Büyük bir kartonu dört çeyreğe ayıran tablo, her
mevsimin kendine has özelliklerini yansıtan figürler ve kıyafetlerle
tamamlanmıştı.
Bugünlerde yaz mevsimi kendini iyiden iyiye hissettirirken,
Avrupa’yı kasıp kavuran “ölümcül” sıcak hava dalgasından ülkemiz de nasibini
almaya başladı. Ve sıcaklığa bağlı, içimizi yakan orman yangınları…
Şimdi fen ve sosyal bilgisi derslerinden çıkıp teneffüs
etmeden hayat bilgisi dersine girelim…
Dün “Şubat Soğuğu” vardı ülkemizde ve şahları mat eden
“kaset furyaları”. Dün şaibeli ilişkiler, dönme dolaplar ve racon kesen mafya
grupları, yolsuzluklar ve usulsüzlükler vardı. Dün terör vardı, sözde cemaat
vardı, bunlara bağlı günah vardı, kusur vardı, hata vardı. Ve bundan bahseden
gazeteler… Vardı da vardı…
Yazıda, elimden geldiğince özne ve sıfatlardan sıyrılarak
eylemlere yönelik sonuçlar almak istiyorum.
***
Günümüz koşullarına uyarlarsak, Cahiliye Devri’ne taş çıkartan
türden hâdiselere rastlıyoruz. Bunlardan birçoğu, son çeyrekte tedavülden kalkmış
ya da kaldırılmış olsa da, ne yazık ki sahte bir baharın kucağına
verilmişçesine, eski âdetler köy meydanında yeniden ifşa edilmeye başlandı.
Devletin ebet müddet varlığını sergilediği toprak
parçası ile “Mavi Vatan” semalarını kaplayan hudutsuz derinliğe selâm çakan al
bayrağın gölgesi altında güç devşirmeye çalışan her oluşum, illegal argümanları
elinde bir silah gibi tutuyor. Tutuyor, zira baldıran zehrine eş “ikbâl”

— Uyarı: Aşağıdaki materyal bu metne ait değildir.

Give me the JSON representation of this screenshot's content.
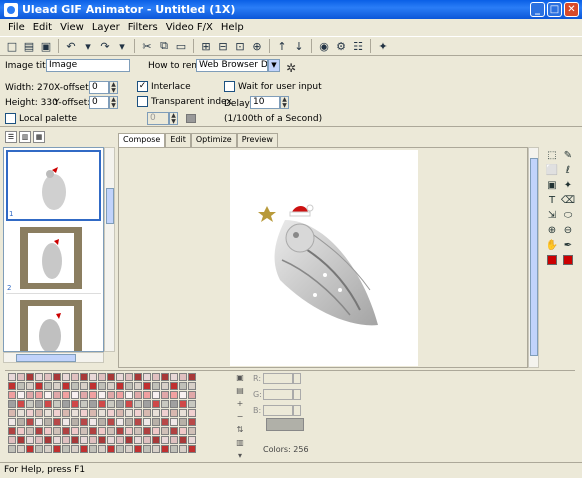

endişesi ve koltuk sevdası taşıyorlar. Bunu da yarınlarını garanti altına almanın
en kestirme yolu olarak görüyorlar.
Ne kadar da yanlış!
Evet, yanlış ama yanlışın “yanlış” olduğunu ne bilir
hörgücü deveye benzeyen ve “kılavuz” olduğunu iddia edenler?
Oysa Allah’ın emirleri, kutsal metinde değişmez bir
şekilde tebliğ edicilere emanet edilmiştir. Asırlardır bu metotla günümüze
ulaşan; dün zarurî bir ihtiyaçtan doğan tekke, zaviye ve cemaat yapılanmaları,
zaman zaman akamete uğrasa da genel anlamda önü kesilememiş, geçmiş devirlerde
olduğu gibi bugün de siyaset sahnesinin en önemli aktörleri arasında yerlerini
almış durumdalar.
Kimi Ukbe Bin Nafi gibi bir ayeti sırtına geçirerek
deniz aşırı ülkelere ulaşmak istemiş, kimi Ebu Eyyûb el-Ensarî gibi muştulu hadîsin
şerefine ulaşmak için tek başına fetih yolculuğuna çıkmıştır. Kimileri Hacı
Bayram-ı Velî Hazretleri gibi sayısız müride erişmiş lâkin ayaklarının sesi
dahi duyulmamış ve kendi hâlinde, sessiz sedasız bir hizmet yolunu tercih
etmiş, kimileriyse giyim kuşam, eylem ve söylemleriyle tarrakalar çıkaran, hak
ve hakikate kulak tıkayan bir yapıya bürünmüş ve milleti sefalete
sürüklemiştir.
Kimin neyi tercih ettiği ve edeceği elbette bizim
uhdemizde değil. Ancak Kur’ân-ı Kerîm’de belirtilen hükümler sarih bir şekilde
beyan edilmişken ve hak erlerinin “emr-i bi’l-maruf
nehy-i ani’l-münker” yapmakla
mükellefken güç devşirmeyi tercih etmelerini ve sapkınların tedavülden kalkan
davranışlarını birebir “copy paste” yapmalarını anlamış değilim. (Bu arada
“kopyala-yapıştır” yerine “copy paste” kelimesini, bilerek kullandığımı
belirtmek isterim.)
Peygamber mâkâmı olarak bilinen kürsülerden nasihat vaaz etmesi gerekenlerin tehditkâr söylemlere bürünmelerini, pimi çekilmiş bomba ile ümmetin içine dalmakla eş buluyor ve irkiliyorum. İrkilmekle kalmıyor, aynı zamanda korkuyorum. Korkmakla kalmıyor, bir o kadar üzülüyorum. Üzülmekle de kalmıyor, alabildiğine hicap duyuyorum. İşte tam o esnada, gözüm maziye gidiyor ve elli yıllık “dört mevsim” içerikli resimleri arıyorum. Bulursam, umudum devam edecek o güzel günler için…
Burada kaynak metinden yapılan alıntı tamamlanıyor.